Hal Handley Wins VEGA Volunteer Impact Service Award
Hal Handley is honored by the Volunteers for Economic Growth Alliance (VEGA) for going above and beyond his IESC volunteer assignment to assist development of the Ceylon Cinnamon brand and support the cinnamon industry as a driver of economic growth in Sri Lanka. IESC is implementing the Facilitating Economic Growth in Sri Lanka program through a leader with associate award from VEGA.
A former Senior Vice President with McCormick & Company with 47 years of experience in food product sales, marketing and production, Harold (‘Hal’) Handley has worked extensively in emerging economies around the world helping agribusinesses develop strategic plans, consulting on organization structure and evaluating product performance.
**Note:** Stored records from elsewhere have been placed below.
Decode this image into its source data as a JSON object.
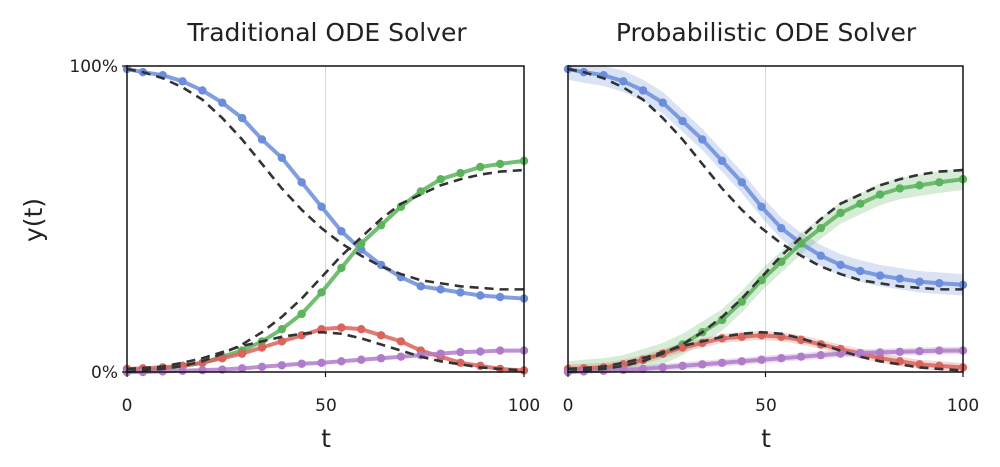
{
  "chart_data": [
    {
      "type": "line",
      "title": "Traditional ODE Solver",
      "xlabel": "t",
      "ylabel": "y(t)",
      "xlim": [
        0,
        100
      ],
      "ylim": [
        0,
        1
      ],
      "xticks": [
        "0",
        "50",
        "100"
      ],
      "yticks": [
        "0%",
        "100%"
      ],
      "x": [
        0,
        4,
        9,
        14,
        19,
        24,
        29,
        34,
        39,
        44,
        49,
        54,
        59,
        64,
        69,
        74,
        79,
        84,
        89,
        94,
        100
      ],
      "series": [
        {
          "color": "#6b8ddc",
          "values": [
            0.99,
            0.98,
            0.97,
            0.95,
            0.92,
            0.88,
            0.83,
            0.76,
            0.7,
            0.62,
            0.54,
            0.46,
            0.4,
            0.35,
            0.31,
            0.28,
            0.27,
            0.26,
            0.25,
            0.245,
            0.24
          ]
        },
        {
          "color": "#5bb35b",
          "values": [
            0,
            0.005,
            0.01,
            0.02,
            0.03,
            0.05,
            0.07,
            0.1,
            0.14,
            0.19,
            0.26,
            0.34,
            0.42,
            0.48,
            0.54,
            0.59,
            0.63,
            0.65,
            0.67,
            0.68,
            0.69
          ]
        },
        {
          "color": "#d9645c",
          "values": [
            0.01,
            0.012,
            0.015,
            0.02,
            0.03,
            0.045,
            0.06,
            0.08,
            0.1,
            0.12,
            0.14,
            0.145,
            0.14,
            0.12,
            0.1,
            0.07,
            0.05,
            0.03,
            0.02,
            0.01,
            0.005
          ]
        },
        {
          "color": "#b07cc9",
          "values": [
            0,
            0,
            0.002,
            0.004,
            0.006,
            0.008,
            0.012,
            0.017,
            0.022,
            0.027,
            0.03,
            0.035,
            0.04,
            0.045,
            0.05,
            0.055,
            0.06,
            0.065,
            0.067,
            0.07,
            0.07
          ]
        }
      ],
      "reference": [
        {
          "color": "#333333",
          "values": [
            0.99,
            0.98,
            0.96,
            0.93,
            0.89,
            0.83,
            0.76,
            0.68,
            0.6,
            0.53,
            0.47,
            0.42,
            0.38,
            0.345,
            0.32,
            0.3,
            0.29,
            0.28,
            0.275,
            0.27,
            0.27
          ]
        },
        {
          "color": "#333333",
          "values": [
            0,
            0.005,
            0.01,
            0.02,
            0.035,
            0.06,
            0.09,
            0.13,
            0.18,
            0.24,
            0.31,
            0.38,
            0.44,
            0.5,
            0.55,
            0.58,
            0.61,
            0.63,
            0.645,
            0.655,
            0.66
          ]
        },
        {
          "color": "#333333",
          "values": [
            0.01,
            0.013,
            0.018,
            0.03,
            0.045,
            0.065,
            0.085,
            0.1,
            0.115,
            0.125,
            0.13,
            0.125,
            0.11,
            0.09,
            0.07,
            0.05,
            0.035,
            0.025,
            0.015,
            0.01,
            0.005
          ]
        }
      ]
    },
    {
      "type": "line",
      "title": "Probabilistic ODE Solver",
      "xlabel": "t",
      "xlim": [
        0,
        100
      ],
      "ylim": [
        0,
        1
      ],
      "xticks": [
        "0",
        "50",
        "100"
      ],
      "x": [
        0,
        4,
        9,
        14,
        19,
        24,
        29,
        34,
        39,
        44,
        49,
        54,
        59,
        64,
        69,
        74,
        79,
        84,
        89,
        94,
        100
      ],
      "series": [
        {
          "color": "#6b8ddc",
          "band": 0.035,
          "values": [
            0.99,
            0.98,
            0.97,
            0.95,
            0.92,
            0.88,
            0.82,
            0.76,
            0.69,
            0.62,
            0.54,
            0.47,
            0.42,
            0.38,
            0.35,
            0.33,
            0.315,
            0.305,
            0.295,
            0.29,
            0.285
          ]
        },
        {
          "color": "#5bb35b",
          "band": 0.035,
          "values": [
            0,
            0.005,
            0.01,
            0.02,
            0.04,
            0.06,
            0.09,
            0.13,
            0.17,
            0.23,
            0.3,
            0.36,
            0.42,
            0.47,
            0.52,
            0.55,
            0.58,
            0.6,
            0.61,
            0.62,
            0.63
          ]
        },
        {
          "color": "#d9645c",
          "band": 0.015,
          "values": [
            0.01,
            0.012,
            0.015,
            0.025,
            0.04,
            0.06,
            0.08,
            0.095,
            0.11,
            0.115,
            0.12,
            0.115,
            0.105,
            0.09,
            0.075,
            0.06,
            0.045,
            0.035,
            0.025,
            0.02,
            0.015
          ]
        },
        {
          "color": "#b07cc9",
          "band": 0.012,
          "values": [
            0,
            0.002,
            0.004,
            0.007,
            0.01,
            0.015,
            0.02,
            0.025,
            0.03,
            0.035,
            0.04,
            0.045,
            0.05,
            0.055,
            0.06,
            0.062,
            0.064,
            0.066,
            0.068,
            0.07,
            0.07
          ]
        }
      ],
      "reference": [
        {
          "color": "#333333",
          "values": [
            0.99,
            0.98,
            0.96,
            0.93,
            0.89,
            0.83,
            0.76,
            0.68,
            0.6,
            0.53,
            0.47,
            0.42,
            0.38,
            0.345,
            0.32,
            0.3,
            0.29,
            0.28,
            0.275,
            0.27,
            0.27
          ]
        },
        {
          "color": "#333333",
          "values": [
            0,
            0.005,
            0.01,
            0.02,
            0.035,
            0.06,
            0.09,
            0.13,
            0.18,
            0.24,
            0.31,
            0.38,
            0.44,
            0.5,
            0.55,
            0.58,
            0.61,
            0.63,
            0.645,
            0.655,
            0.66
          ]
        },
        {
          "color": "#333333",
          "values": [
            0.01,
            0.013,
            0.018,
            0.03,
            0.045,
            0.065,
            0.085,
            0.1,
            0.115,
            0.125,
            0.13,
            0.125,
            0.11,
            0.09,
            0.07,
            0.05,
            0.035,
            0.025,
            0.015,
            0.01,
            0.005
          ]
        }
      ]
    }
  ]
}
In preparation for his assignment in Sri Lanka, Hal conducted exhaustive background research on the Sri Lankan cinnamon industry, which ultimately allowed him to hit the ground running upon arrival in Colombo. He met with the Sri Lankan Ambassador and Commercial Minister at the Sri Lankan Embassy in Washington, DC to highlight the project, obtain additional insights, and engender high-level government support for the branding initiative.
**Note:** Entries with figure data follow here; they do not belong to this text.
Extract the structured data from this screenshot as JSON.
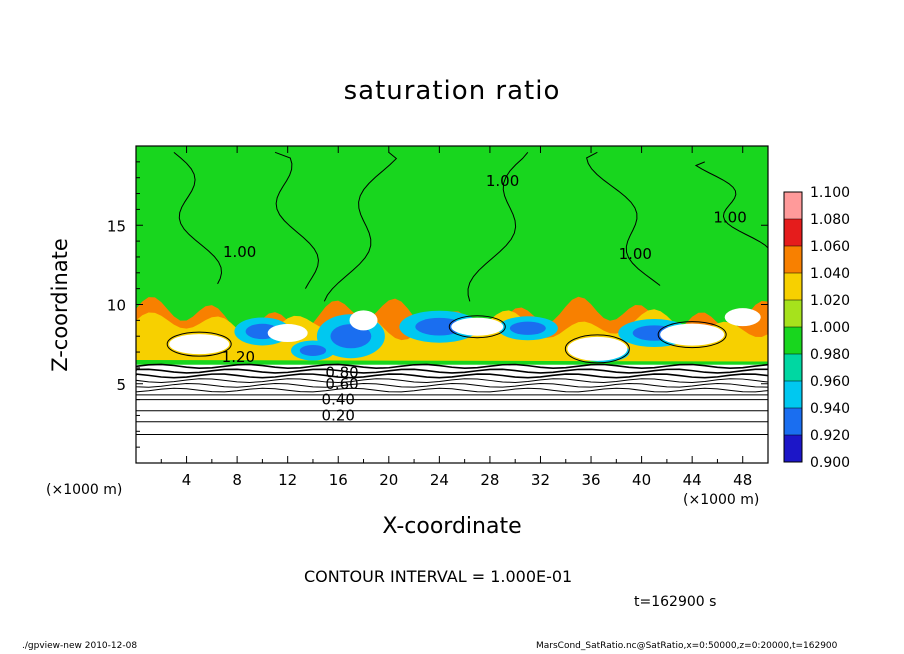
{
  "chart_data": {
    "type": "heatmap",
    "title": "saturation ratio",
    "xlabel": "X-coordinate",
    "ylabel": "Z-coordinate",
    "x_unit": "(×1000 m)",
    "x_unit_right": "(×1000 m)",
    "xlim": [
      0,
      50
    ],
    "ylim": [
      0,
      20
    ],
    "x_ticks": [
      4,
      8,
      12,
      16,
      20,
      24,
      28,
      32,
      36,
      40,
      44,
      48
    ],
    "y_ticks": [
      5,
      10,
      15
    ],
    "colorbar": {
      "levels": [
        0.9,
        0.92,
        0.94,
        0.96,
        0.98,
        1.0,
        1.02,
        1.04,
        1.06,
        1.08,
        1.1
      ],
      "labels": [
        "0.900",
        "0.920",
        "0.940",
        "0.960",
        "0.980",
        "1.000",
        "1.020",
        "1.040",
        "1.060",
        "1.080",
        "1.100"
      ],
      "colors": [
        "#6a0fb0",
        "#1c16c8",
        "#1a6ef0",
        "#00c8f0",
        "#00d7a2",
        "#18d61e",
        "#a6e21c",
        "#f7d000",
        "#f88000",
        "#e51c1c",
        "#ff9a9a"
      ]
    },
    "contour_labels": [
      {
        "text": "1.00",
        "x": 29.0,
        "z": 17.8
      },
      {
        "text": "1.00",
        "x": 8.2,
        "z": 13.3
      },
      {
        "text": "1.00",
        "x": 39.5,
        "z": 13.2
      },
      {
        "text": "1.00",
        "x": 47.0,
        "z": 15.5
      },
      {
        "text": "1.20",
        "x": 8.1,
        "z": 6.7
      },
      {
        "text": "0.80",
        "x": 16.3,
        "z": 5.7
      },
      {
        "text": "0.60",
        "x": 16.3,
        "z": 5.0
      },
      {
        "text": "0.40",
        "x": 16.0,
        "z": 4.0
      },
      {
        "text": "0.20",
        "x": 16.0,
        "z": 3.0
      }
    ],
    "contour_interval": 0.1
  },
  "annotations": {
    "contour_interval": "CONTOUR INTERVAL = 1.000E-01",
    "time": "t=162900 s"
  },
  "footer": {
    "left": "./gpview-new  2010-12-08",
    "right": "MarsCond_SatRatio.nc@SatRatio,x=0:50000,z=0:20000,t=162900"
  }
}
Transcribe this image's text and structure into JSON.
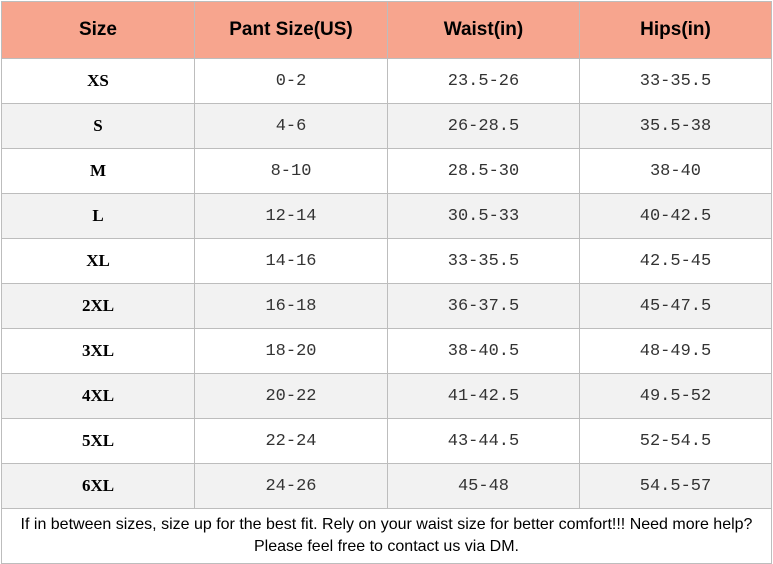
{
  "header_color": "#f7a58e",
  "alt_row_color": "#f2f2f2",
  "columns": [
    "Size",
    "Pant Size(US)",
    "Waist(in)",
    "Hips(in)"
  ],
  "rows": [
    [
      "XS",
      "0-2",
      "23.5-26",
      "33-35.5"
    ],
    [
      "S",
      "4-6",
      "26-28.5",
      "35.5-38"
    ],
    [
      "M",
      "8-10",
      "28.5-30",
      "38-40"
    ],
    [
      "L",
      "12-14",
      "30.5-33",
      "40-42.5"
    ],
    [
      "XL",
      "14-16",
      "33-35.5",
      "42.5-45"
    ],
    [
      "2XL",
      "16-18",
      "36-37.5",
      "45-47.5"
    ],
    [
      "3XL",
      "18-20",
      "38-40.5",
      "48-49.5"
    ],
    [
      "4XL",
      "20-22",
      "41-42.5",
      "49.5-52"
    ],
    [
      "5XL",
      "22-24",
      "43-44.5",
      "52-54.5"
    ],
    [
      "6XL",
      "24-26",
      "45-48",
      "54.5-57"
    ]
  ],
  "footnote": "If in between sizes, size up for the best fit. Rely on your waist size for better comfort!!! Need more help? Please feel free to contact us via DM."
}
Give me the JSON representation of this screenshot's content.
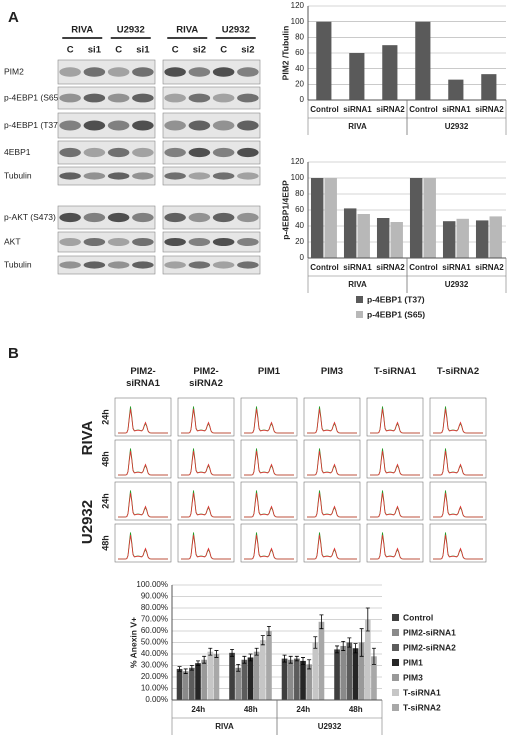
{
  "panel_labels": [
    "A",
    "B"
  ],
  "blot": {
    "group_headers": [
      "RIVA",
      "U2932",
      "RIVA",
      "U2932"
    ],
    "lanes": [
      "C",
      "si1",
      "C",
      "si1",
      "C",
      "si2",
      "C",
      "si2"
    ],
    "rows": [
      "PIM2",
      "p-4EBP1 (S65)",
      "p-4EBP1 (T37)",
      "4EBP1",
      "Tubulin",
      "p-AKT (S473)",
      "AKT",
      "Tubulin"
    ]
  },
  "flow": {
    "columns": [
      "PIM2-siRNA1",
      "PIM2-siRNA2",
      "PIM1",
      "PIM3",
      "T-siRNA1",
      "T-siRNA2"
    ],
    "rows": [
      {
        "line": "RIVA",
        "times": [
          "24h",
          "48h"
        ]
      },
      {
        "line": "U2932",
        "times": [
          "24h",
          "48h"
        ]
      }
    ]
  },
  "chart_data": [
    {
      "type": "bar",
      "ylabel": "PIM2 /Tubulin",
      "categories": [
        "Control",
        "siRNA1",
        "siRNA2",
        "Control",
        "siRNA1",
        "siRNA2"
      ],
      "groups": [
        "RIVA",
        "U2932"
      ],
      "values": [
        100,
        60,
        70,
        100,
        26,
        33
      ],
      "color": "#5a5a5a",
      "ylim": [
        0,
        120
      ],
      "yticks": [
        0,
        20,
        40,
        60,
        80,
        100,
        120
      ],
      "grid": true
    },
    {
      "type": "bar",
      "ylabel": "p-4EBP1/4EBP",
      "categories": [
        "Control",
        "siRNA1",
        "siRNA2",
        "Control",
        "siRNA1",
        "siRNA2"
      ],
      "groups": [
        "RIVA",
        "U2932"
      ],
      "series": [
        {
          "name": "p-4EBP1 (T37)",
          "color": "#5a5a5a",
          "values": [
            100,
            62,
            50,
            100,
            46,
            47
          ]
        },
        {
          "name": "p-4EBP1 (S65)",
          "color": "#b8b8b8",
          "values": [
            100,
            55,
            45,
            100,
            49,
            52
          ]
        }
      ],
      "ylim": [
        0,
        120
      ],
      "yticks": [
        0,
        20,
        40,
        60,
        80,
        100,
        120
      ],
      "grid": true,
      "legend": "bottom"
    },
    {
      "type": "bar",
      "ylabel": "% Anexin V+",
      "categories": [
        "24h",
        "48h",
        "24h",
        "48h"
      ],
      "groups": [
        "RIVA",
        "U2932"
      ],
      "series": [
        {
          "name": "Control",
          "color": "#3f3f3f",
          "values": [
            27,
            41,
            36,
            44
          ],
          "errors": [
            2,
            3,
            3,
            3
          ]
        },
        {
          "name": "PIM2-siRNA1",
          "color": "#8a8a8a",
          "values": [
            25,
            28,
            35,
            47
          ],
          "errors": [
            2,
            3,
            3,
            4
          ]
        },
        {
          "name": "PIM2-siRNA2",
          "color": "#5c5c5c",
          "values": [
            28,
            35,
            36,
            50
          ],
          "errors": [
            2,
            3,
            2,
            4
          ]
        },
        {
          "name": "PIM1",
          "color": "#262626",
          "values": [
            32,
            37,
            34,
            45
          ],
          "errors": [
            2,
            3,
            3,
            4
          ]
        },
        {
          "name": "PIM3",
          "color": "#999999",
          "values": [
            35,
            42,
            31,
            50
          ],
          "errors": [
            3,
            3,
            4,
            12
          ]
        },
        {
          "name": "T-siRNA1",
          "color": "#c6c6c6",
          "values": [
            42,
            52,
            50,
            70
          ],
          "errors": [
            3,
            4,
            5,
            10
          ]
        },
        {
          "name": "T-siRNA2",
          "color": "#a8a8a8",
          "values": [
            40,
            60,
            68,
            38
          ],
          "errors": [
            3,
            4,
            6,
            7
          ]
        }
      ],
      "ylim": [
        0,
        100
      ],
      "yticks": [
        {
          "value": 0,
          "label": "0.00%"
        },
        {
          "value": 10,
          "label": "10.00%"
        },
        {
          "value": 20,
          "label": "20.00%"
        },
        {
          "value": 30,
          "label": "30.00%"
        },
        {
          "value": 40,
          "label": "40.00%"
        },
        {
          "value": 50,
          "label": "50.00%"
        },
        {
          "value": 60,
          "label": "60.00%"
        },
        {
          "value": 70,
          "label": "70.00%"
        },
        {
          "value": 80,
          "label": "80.00%"
        },
        {
          "value": 90,
          "label": "90.00%"
        },
        {
          "value": 100,
          "label": "100.00%"
        }
      ],
      "grid": true,
      "legend": "right"
    }
  ]
}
Soon after arriving in Sri Lanka, during Hal’s in-country market assessment, he realized that the new U.S. Food Safety Modernization Act, signed in to law in January 2011, would have significant ramifications for Sri Lankan cinnamon as the law imposes a number of requirements regarding inspections, record keeping, controls, registrations and certifications to be able to export food products to the U.S. Although outside the scope of his project, Hal began a campaign to inform the local stakeholders of this new regulation, of which none of them were aware at the time. In addition to meeting all required deliverables, including a comprehensive, world class strategic plan for branding Ceylon Cinnamon, Hal solicited and secured proposals from a number of prominent marketing and public relations firms who are interested in promoting Ceylon Cinnamon in the United States.
Even after the formal end of his project, Hal has continued to work remotely to promote marketing and brand development over the course of the last six months. With ceaseless enthusiasm, hard work, and good will, he has continued to research, meet with the Embassy officials and relevant counterparts in the U.S., and provide information to the EDB and Spice Council to address the U.S. regulatory challenges for Ceylon Cinnamon and promote the brand in the U.S. He sees the potential for this work to make a significant impact on the Sri Lankan national economy and, thereby, the livelihoods of people throughout the country.